あまのじゃくな僕について
僕はあまのじゃくだ。
変な自意識が自分の邪魔をすることが多い。妖怪あまのじゃく小僧である。
僕は漫画「ONE PIECE」を読んだことがない。
もちろん、僕が小学生の頃から「ONE PIECE」は周りの友達はみんな読んでいたが、僕はとにかく「ありきたりな奴」になりたくなくて、「ONE PIECE」を読まなかった。
当時はそれがかっこいいと思っていた。
「ONE PIECE」を知らない俺、変わってるかなぁ?
みたいなスタンスが本気でイケてると思っていた。
服を買う時ときもそうだ。
気に入った洋服を眺めていると、
「あ!それ今年のトレンドなんですよ!僕もこないだ買いましたし、みんな持ってますよ!」
とお店の人に声をかけられた。
その瞬間、さっきまであれほどかっこよく見えたこのワークシャツが急激にどうでもよくなった。
「みんなが持ってる」という事実が、僕のワークシャツへの興味を無くしてしまった。
ちなみにこの店のお兄さんが持ってるかどうかは、本当にどっちでもよかった。
「おぉ!お客さん!!お目が高い!!僕ここで500年くらい働いてますけど、このワークシャツ手に取ったのあなたが初めてですよ!!!」
とかなんとか言われていたら、間違いなく買っていたと思う。
ついこないだ「ONE PIECE」を読んだことが無いことを後輩に話したら「それはヤバいですよ。」と言って「ONE PIECE」が無料で1日何話か読めるアプリを紹介してくれた。
後輩たちが「ONE PIECE」の話で盛り上がっていたところに入らなかった悔しさもあり、
僕は初めて「ONE PIECE」を読んだ。
読んだことが無いとはいえ、これだけ有名な漫画である。
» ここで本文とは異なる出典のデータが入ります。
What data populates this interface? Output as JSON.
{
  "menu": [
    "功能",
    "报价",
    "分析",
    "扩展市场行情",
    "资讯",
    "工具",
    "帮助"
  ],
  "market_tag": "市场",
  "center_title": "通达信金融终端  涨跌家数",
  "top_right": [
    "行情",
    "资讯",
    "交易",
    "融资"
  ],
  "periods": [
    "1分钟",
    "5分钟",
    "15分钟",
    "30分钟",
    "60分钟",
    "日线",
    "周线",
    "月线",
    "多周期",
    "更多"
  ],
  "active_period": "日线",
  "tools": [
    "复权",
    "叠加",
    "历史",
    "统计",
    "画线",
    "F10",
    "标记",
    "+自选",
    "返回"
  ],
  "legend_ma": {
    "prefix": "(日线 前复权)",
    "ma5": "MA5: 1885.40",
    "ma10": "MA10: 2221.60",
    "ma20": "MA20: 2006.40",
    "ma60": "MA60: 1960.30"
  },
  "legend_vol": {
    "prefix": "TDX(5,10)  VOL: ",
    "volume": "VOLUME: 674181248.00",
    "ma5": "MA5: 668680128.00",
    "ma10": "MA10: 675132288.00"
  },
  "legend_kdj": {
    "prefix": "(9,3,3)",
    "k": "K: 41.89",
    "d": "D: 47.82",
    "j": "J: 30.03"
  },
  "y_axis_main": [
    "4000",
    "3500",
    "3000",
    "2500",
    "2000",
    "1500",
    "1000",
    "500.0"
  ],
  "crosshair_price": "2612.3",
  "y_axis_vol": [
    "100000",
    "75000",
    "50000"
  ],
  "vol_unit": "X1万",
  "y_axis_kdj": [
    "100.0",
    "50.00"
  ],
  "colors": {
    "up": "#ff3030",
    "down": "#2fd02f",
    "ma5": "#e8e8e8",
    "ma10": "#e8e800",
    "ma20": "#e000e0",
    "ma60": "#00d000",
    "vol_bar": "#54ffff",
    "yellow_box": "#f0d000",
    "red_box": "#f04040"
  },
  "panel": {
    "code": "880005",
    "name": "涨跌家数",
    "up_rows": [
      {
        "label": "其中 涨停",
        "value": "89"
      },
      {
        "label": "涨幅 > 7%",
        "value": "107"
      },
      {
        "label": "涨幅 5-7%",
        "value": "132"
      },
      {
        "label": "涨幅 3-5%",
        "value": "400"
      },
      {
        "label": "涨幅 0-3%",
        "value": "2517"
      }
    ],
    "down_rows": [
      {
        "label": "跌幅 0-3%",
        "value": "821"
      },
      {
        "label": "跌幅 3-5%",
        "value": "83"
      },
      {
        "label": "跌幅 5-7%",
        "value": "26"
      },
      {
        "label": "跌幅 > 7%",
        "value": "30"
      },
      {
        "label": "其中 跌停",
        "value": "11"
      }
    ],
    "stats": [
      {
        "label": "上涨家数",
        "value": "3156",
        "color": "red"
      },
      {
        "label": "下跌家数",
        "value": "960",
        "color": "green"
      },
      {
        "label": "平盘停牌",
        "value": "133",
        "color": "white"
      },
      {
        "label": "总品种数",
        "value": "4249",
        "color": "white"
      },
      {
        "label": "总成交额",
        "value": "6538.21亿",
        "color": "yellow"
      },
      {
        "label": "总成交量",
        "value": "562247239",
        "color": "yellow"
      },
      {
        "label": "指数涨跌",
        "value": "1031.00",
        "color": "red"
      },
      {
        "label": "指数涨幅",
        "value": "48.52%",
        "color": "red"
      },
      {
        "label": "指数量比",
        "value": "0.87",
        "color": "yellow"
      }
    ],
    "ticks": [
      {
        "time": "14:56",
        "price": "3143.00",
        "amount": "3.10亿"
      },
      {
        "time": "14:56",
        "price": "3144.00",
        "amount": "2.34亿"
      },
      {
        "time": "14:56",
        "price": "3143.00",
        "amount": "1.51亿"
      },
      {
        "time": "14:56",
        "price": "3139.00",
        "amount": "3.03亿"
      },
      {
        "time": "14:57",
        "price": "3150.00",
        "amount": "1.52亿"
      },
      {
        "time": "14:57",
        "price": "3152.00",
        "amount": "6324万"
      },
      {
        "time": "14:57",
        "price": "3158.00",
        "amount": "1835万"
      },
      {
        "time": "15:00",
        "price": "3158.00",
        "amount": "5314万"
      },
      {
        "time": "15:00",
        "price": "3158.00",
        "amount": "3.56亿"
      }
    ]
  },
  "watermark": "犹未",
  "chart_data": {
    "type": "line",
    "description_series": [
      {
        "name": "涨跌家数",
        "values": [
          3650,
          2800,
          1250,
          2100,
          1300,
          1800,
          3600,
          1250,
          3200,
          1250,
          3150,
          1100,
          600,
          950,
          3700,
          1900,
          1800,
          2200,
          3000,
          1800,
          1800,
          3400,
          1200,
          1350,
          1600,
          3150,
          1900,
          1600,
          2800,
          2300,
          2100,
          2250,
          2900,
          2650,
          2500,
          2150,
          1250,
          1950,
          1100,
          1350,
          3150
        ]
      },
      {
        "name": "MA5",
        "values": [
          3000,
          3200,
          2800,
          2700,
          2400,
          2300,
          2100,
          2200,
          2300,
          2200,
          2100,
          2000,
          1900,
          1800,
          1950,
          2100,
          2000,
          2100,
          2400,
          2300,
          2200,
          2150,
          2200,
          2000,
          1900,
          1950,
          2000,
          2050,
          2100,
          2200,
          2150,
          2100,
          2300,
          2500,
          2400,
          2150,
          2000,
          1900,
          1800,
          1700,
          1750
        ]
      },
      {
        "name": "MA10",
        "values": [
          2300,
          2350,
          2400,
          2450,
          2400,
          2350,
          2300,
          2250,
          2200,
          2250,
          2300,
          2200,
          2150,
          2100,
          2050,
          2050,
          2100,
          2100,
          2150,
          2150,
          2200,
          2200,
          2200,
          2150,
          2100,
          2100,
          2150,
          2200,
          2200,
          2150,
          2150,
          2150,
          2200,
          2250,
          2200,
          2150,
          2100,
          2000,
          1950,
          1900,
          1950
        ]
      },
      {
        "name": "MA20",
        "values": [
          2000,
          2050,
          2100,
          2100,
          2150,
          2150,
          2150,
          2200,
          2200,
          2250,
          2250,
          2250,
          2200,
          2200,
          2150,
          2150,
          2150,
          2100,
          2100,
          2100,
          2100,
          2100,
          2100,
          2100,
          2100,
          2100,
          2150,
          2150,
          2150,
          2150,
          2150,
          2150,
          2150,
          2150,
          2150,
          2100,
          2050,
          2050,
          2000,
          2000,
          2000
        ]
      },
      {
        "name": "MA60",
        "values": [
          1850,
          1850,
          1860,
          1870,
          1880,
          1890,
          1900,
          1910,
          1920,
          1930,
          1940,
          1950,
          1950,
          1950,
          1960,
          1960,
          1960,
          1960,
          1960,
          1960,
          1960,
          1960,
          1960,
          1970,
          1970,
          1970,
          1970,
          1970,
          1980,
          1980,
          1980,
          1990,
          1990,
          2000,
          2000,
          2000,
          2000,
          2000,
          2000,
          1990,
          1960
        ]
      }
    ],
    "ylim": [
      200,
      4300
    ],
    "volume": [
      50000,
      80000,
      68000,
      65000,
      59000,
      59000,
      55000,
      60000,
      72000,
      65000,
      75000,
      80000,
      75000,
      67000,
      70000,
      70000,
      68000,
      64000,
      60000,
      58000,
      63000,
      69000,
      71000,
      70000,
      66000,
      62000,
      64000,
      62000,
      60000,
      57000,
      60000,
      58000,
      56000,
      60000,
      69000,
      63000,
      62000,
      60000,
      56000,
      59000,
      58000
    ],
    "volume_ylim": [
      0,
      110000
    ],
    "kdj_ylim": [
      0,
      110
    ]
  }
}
正直、ある程度話は知っているし、名シーン集みたいなのも何回か見たし、大まかなストーリーやネタバレも知っていたので、あまり気乗りはしなかった。楽しめる自信がなかった。
結果、めちゃめちゃ面白かった。
びっくりした。1話目からすでにワクワクが止まらなかった。
「ONE PIECE」は面白い!!
なんて今さら改めて言うことではないのは百も承知だし、「地球は青い」と同じくらい当たり前のことなのもわかってはいるが、とにかく「ONE PIECE」は面白かった。
世間に何周差もついてしまったが、やっと僕は走り出せた。
今の僕ならなんでも楽しめるような気がしていた。
僕はワンピースハイになっていた。
このテンションで実はあんまりちゃんと聞いてこなかった「GReeeeN」と「ファンモン」も聞いてみた。
「え?GReeeeN…?とかあんま俺わかんないんよね…あ、俺、ヒップホップばっか聞くからさ…。」みたいなキモいスタンスを僕はかっこいいと思って貫いていたのだ。
「GReeeeN」も「ファンモン」もどれもアツくて良い曲ばかりだった。
しかし、「GReeeeN」や「ファンモン」のアツイ曲を燃料にして、がむしゃらになれるものが今の僕には無かった。
「GReeeeN」と「ファンモン」の僕的賞味期限は、
もうとっくに過ぎてしまっていたような気がした。
これをちゃんと中高生の部活をやっていたあの頃に聞いていれば……
自分に素直になることの大切さを学んだ、20歳の初夏。